Locally, this included Thos Begbie approaching various heavy earthmoving machinery companies to apply this layer of hard facing to bin trucks, trench diggers and any equipment exposed to excessive wear.
Further, the company has upgraded its process to use automated robots to perform the welding.
While all the processes developed still remain the same in terms of standards, a significant difference is the use of artificial intelligence to allow for more consistent welding and provide a safer working environment for operators.
“We have relied on artisanal skills and attention to detail, which no machine can replace. As the demand and quantity of components requiring hard-facing have increased, however, we had no other option but to look at alternative methods of conducting this specialised welding.”
Consequently, a welding robot, developed and manufactured in Switzerland, was installed and commissioned at the company’s foundry at the beginning of last year.
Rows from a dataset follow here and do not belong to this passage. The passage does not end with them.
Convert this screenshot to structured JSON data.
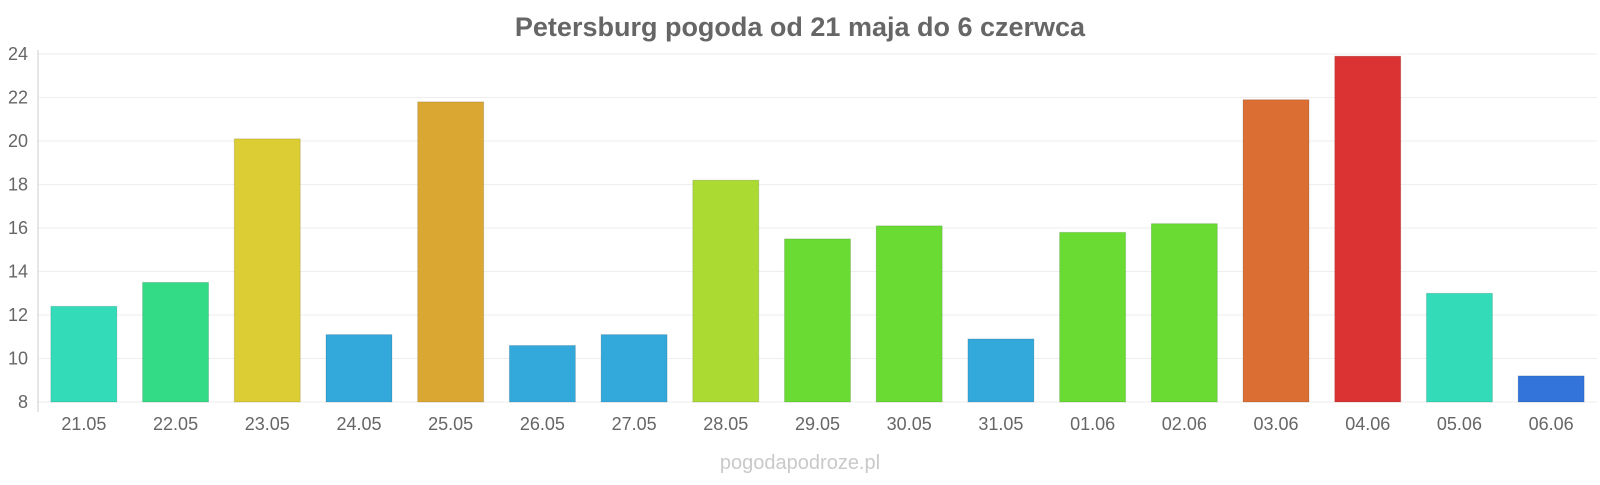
{
  "chart_data": {
    "type": "bar",
    "title": "Petersburg pogoda od 21 maja do 6 czerwca",
    "xlabel": "",
    "ylabel": "",
    "ylim": [
      8,
      24
    ],
    "yticks": [
      8,
      10,
      12,
      14,
      16,
      18,
      20,
      22,
      24
    ],
    "grid": true,
    "legend": "none",
    "categories": [
      "21.05",
      "22.05",
      "23.05",
      "24.05",
      "25.05",
      "26.05",
      "27.05",
      "28.05",
      "29.05",
      "30.05",
      "31.05",
      "01.06",
      "02.06",
      "03.06",
      "04.06",
      "05.06",
      "06.06"
    ],
    "values": [
      12.4,
      13.5,
      20.1,
      11.1,
      21.8,
      10.6,
      11.1,
      18.2,
      15.5,
      16.1,
      10.9,
      15.8,
      16.2,
      21.9,
      23.9,
      13.0,
      9.2
    ],
    "colors": [
      "#33dbb9",
      "#33db87",
      "#dbcd33",
      "#33a8db",
      "#dba733",
      "#33a8db",
      "#33a8db",
      "#abdb33",
      "#69db33",
      "#69db33",
      "#33a8db",
      "#69db33",
      "#69db33",
      "#db6f33",
      "#db3333",
      "#33dbb9",
      "#3374db"
    ]
  },
  "watermark": "pogodapodroze.pl"
}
Bantjes argues that this signalled a new era for artisans, as training was required to facilitate the transition to more modern engineering.
Thos Begbie has conducted a significant overlay weld project, which required the application of hard facing to a Zambian copper smelter’s launders.
Bantjes describes that the process of smelting and reducing copper matte or metals results in the separation of the matte and the waste, or slag. The lower-density slag has to be tapped off with copper launders, or runners, into ladles through a tapping hole.
The copper launder is exposed to temperatures as high as 1 500 ºC, while the melting point of copper is around 1 084 ºC. This will burn through the launder without the effective cooling and preventing of burn-through, owing to friction or abrasion “wash” of the fast-flowing gravity-fed protective layers.
Bantjes explains that the company spent six months manufacturing these components and used about 600 kg of welding wire. This is one of the largest overlay projects that Thos Begbie, or any of its competitors, has successfully completed, he adds.
One challenge of the project was the weight of the components, as some of them weighed as much as 5 000 kg. This made moving components into position to weld different contours of the casting onto the components more difficult.
Bantjes concludes that the company is also involved in a similar project locally, which is still in the developmental trial stage. The developmental work involves applying hard facing to the furnace wall components of a platinum smelter.